All of us have times like this—where the problems come faster than we can fix. Or the problems come in forms bigger than we can fix. Or the sin we struggle with always overpowers us.
Why does God do this? Why does He let all these problems into our lives?
God’s people have been asking such questions for at least 3,000 years—since the writers of the Psalms posed them.
“Why are you sleeping, O Lord? Rouse yourself! Do not reject us forever!” the sons of Korah asked in Psalm 44. “Why do you hide your face? Why do you forget our affliction and oppression?”
God has many reasons for putting us in desperate situations. Sometimes, I know, it’s because I’ve made bad decisions, and he wants me to be wiser, more obedient.

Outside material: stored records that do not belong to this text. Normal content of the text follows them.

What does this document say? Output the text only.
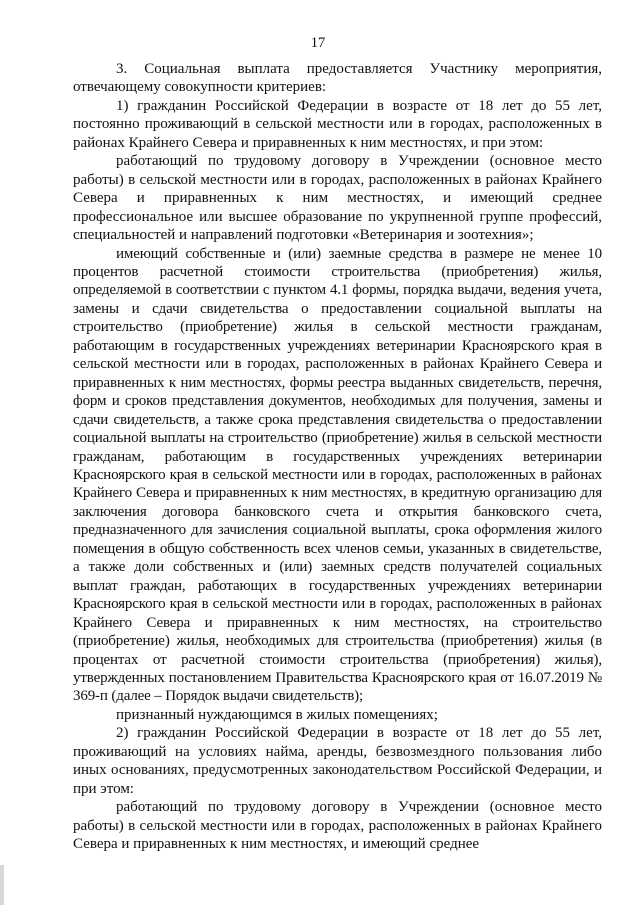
17

3. Социальная выплата предоставляется Участнику мероприятия, отвечающему совокупности критериев:

1) гражданин Российской Федерации в возрасте от 18 лет до 55 лет, постоянно проживающий в сельской местности или в городах, расположенных в районах Крайнего Севера и приравненных к ним местностях, и при этом:

работающий по трудовому договору в Учреждении (основное место работы) в сельской местности или в городах, расположенных в районах Крайнего Севера и приравненных к ним местностях, и имеющий среднее профессиональное или высшее образование по укрупненной группе профессий, специальностей и направлений подготовки «Ветеринария и зоотехния»;

имеющий собственные и (или) заемные средства в размере не менее 10 процентов расчетной стоимости строительства (приобретения) жилья, определяемой в соответствии с пунктом 4.1 формы, порядка выдачи, ведения учета, замены и сдачи свидетельства о предоставлении социальной выплаты на строительство (приобретение) жилья в сельской местности гражданам, работающим в государственных учреждениях ветеринарии Красноярского края в сельской местности или в городах, расположенных в районах Крайнего Севера и приравненных к ним местностях, формы реестра выданных свидетельств, перечня, форм и сроков представления документов, необходимых для получения, замены и сдачи свидетельств, а также срока представления свидетельства о предоставлении социальной выплаты на строительство (приобретение) жилья в сельской местности гражданам, работающим в государственных учреждениях ветеринарии Красноярского края в сельской местности или в городах, расположенных в районах Крайнего Севера и приравненных к ним местностях, в кредитную организацию для заключения договора банковского счета и открытия банковского счета, предназначенного для зачисления социальной выплаты, срока оформления жилого помещения в общую собственность всех членов семьи, указанных в свидетельстве, а также доли собственных и (или) заемных средств получателей социальных выплат граждан, работающих в государственных учреждениях ветеринарии Красноярского края в сельской местности или в городах, расположенных в районах Крайнего Севера и приравненных к ним местностях, на строительство (приобретение) жилья, необходимых для строительства (приобретения) жилья (в процентах от расчетной стоимости строительства (приобретения) жилья), утвержденных постановлением Правительства Красноярского края от 16.07.2019 № 369-п (далее – Порядок выдачи свидетельств);

признанный нуждающимся в жилых помещениях;

2) гражданин Российской Федерации в возрасте от 18 лет до 55 лет, проживающий на условиях найма, аренды, безвозмездного пользования либо иных основаниях, предусмотренных законодательством Российской Федерации, и при этом:

работающий по трудовому договору в Учреждении (основное место работы) в сельской местности или в городах, расположенных в районах Крайнего Севера и приравненных к ним местностях, и имеющий среднее
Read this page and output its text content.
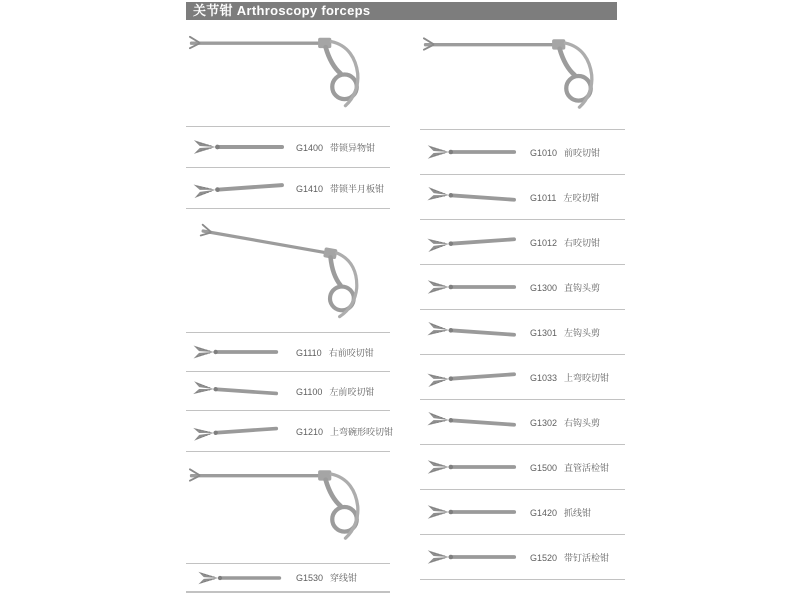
关节钳 Arthroscopy forceps
G1400 带锁异物钳
G1410 带锁半月板钳
G1110 右前咬切钳
G1100 左前咬切钳
G1210 上弯碗形咬切钳
G1530 穿线钳
G1010 前咬切钳
G1011 左咬切钳
G1012 右咬切钳
G1300 直钩头剪
G1301 左钩头剪
G1033 上弯咬切钳
G1302 右钩头剪
G1500 直管活检钳
G1420 抓线钳
G1520 带钉活检钳
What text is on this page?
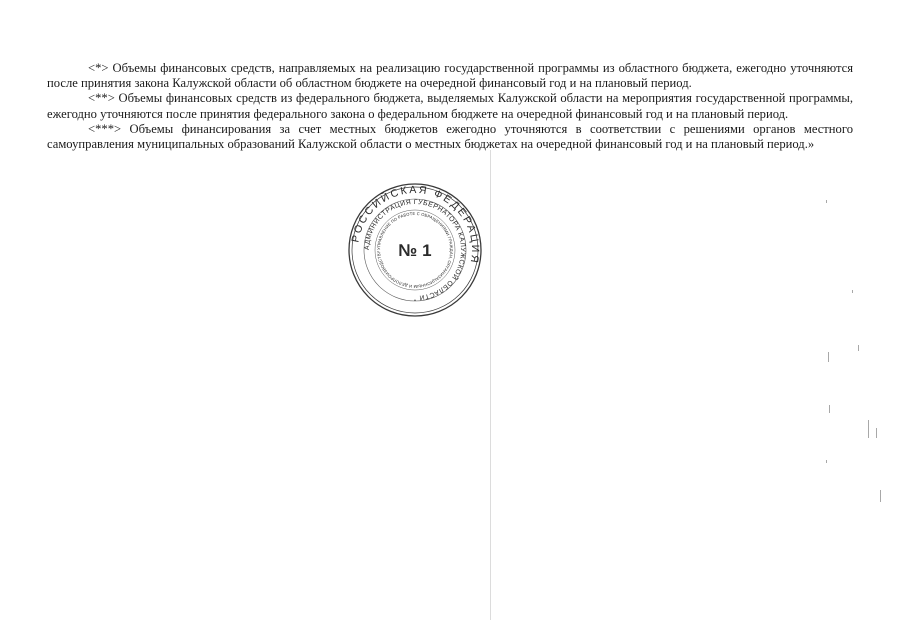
<*> Объемы финансовых средств, направляемых на реализацию государственной программы из областного бюджета, ежегодно уточняются после принятия закона Калужской области об областном бюджете на очередной финансовый год и на плановый период.

<**> Объемы финансовых средств из федерального бюджета, выделяемых Калужской области на мероприятия государственной программы, ежегодно уточняются после принятия федерального закона о федеральном бюджете на очередной финансовый год и на плановый период.

<***> Объемы финансирования за счет местных бюджетов ежегодно уточняются в соответствии с решениями органов местного самоуправления муниципальных образований Калужской области о местных бюджетах на очередной финансовый год и на плановый период.»

РОССИЙСКАЯ ФЕДЕРАЦИЯ
АДМИНИСТРАЦИЯ ГУБЕРНАТОРА КАЛУЖСКОЙ ОБЛАСТИ
УПРАВЛЕНИЕ ПО РАБОТЕ С ОБРАЩЕНИЯМИ ГРАЖДАН, ОРГАНИЗАЦИОННЫМ И ДЕЛОПРОИЗВОДСТВУ	№ 1
•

But I’ve concluded that most of the time, God puts me through hard times to show me that His grace will carry me through. Not take away the problem or take me out of the hardship, usually, but carry me through it. Even when I’m convinced that’s impossible.
Each time God does this, He grows a little more faith in my heart.
Faith is a gift, Paul tells us in Eph. 2:8. That’s true in justification—we cannot do anything to save ourselves from our sins. We were dead in our sins, Paul adds—and dead people can’t do anything.
But even after we’re justified, we still can’t create the faith needed for sanctification. God does that too—every day of our lives.
One of His most effective methods is allowing us to confront unfixable problems, unbearable pain, unconquerable sin—then carrying us through.
This approach goes against the rest of our culture—where everyone around us, especially our employers, expect us to fix problems ourselves or, better yet, avoid them in the first place. I don’t know about you, but I don’t get paid for failing on a regular basis.
But God’s economy is different. It runs not on performance, but on grace. And its goal isn’t to bless us materially, but to grow us closer and closer to Him.
That takes faith. And faith flows most in the midst of failure.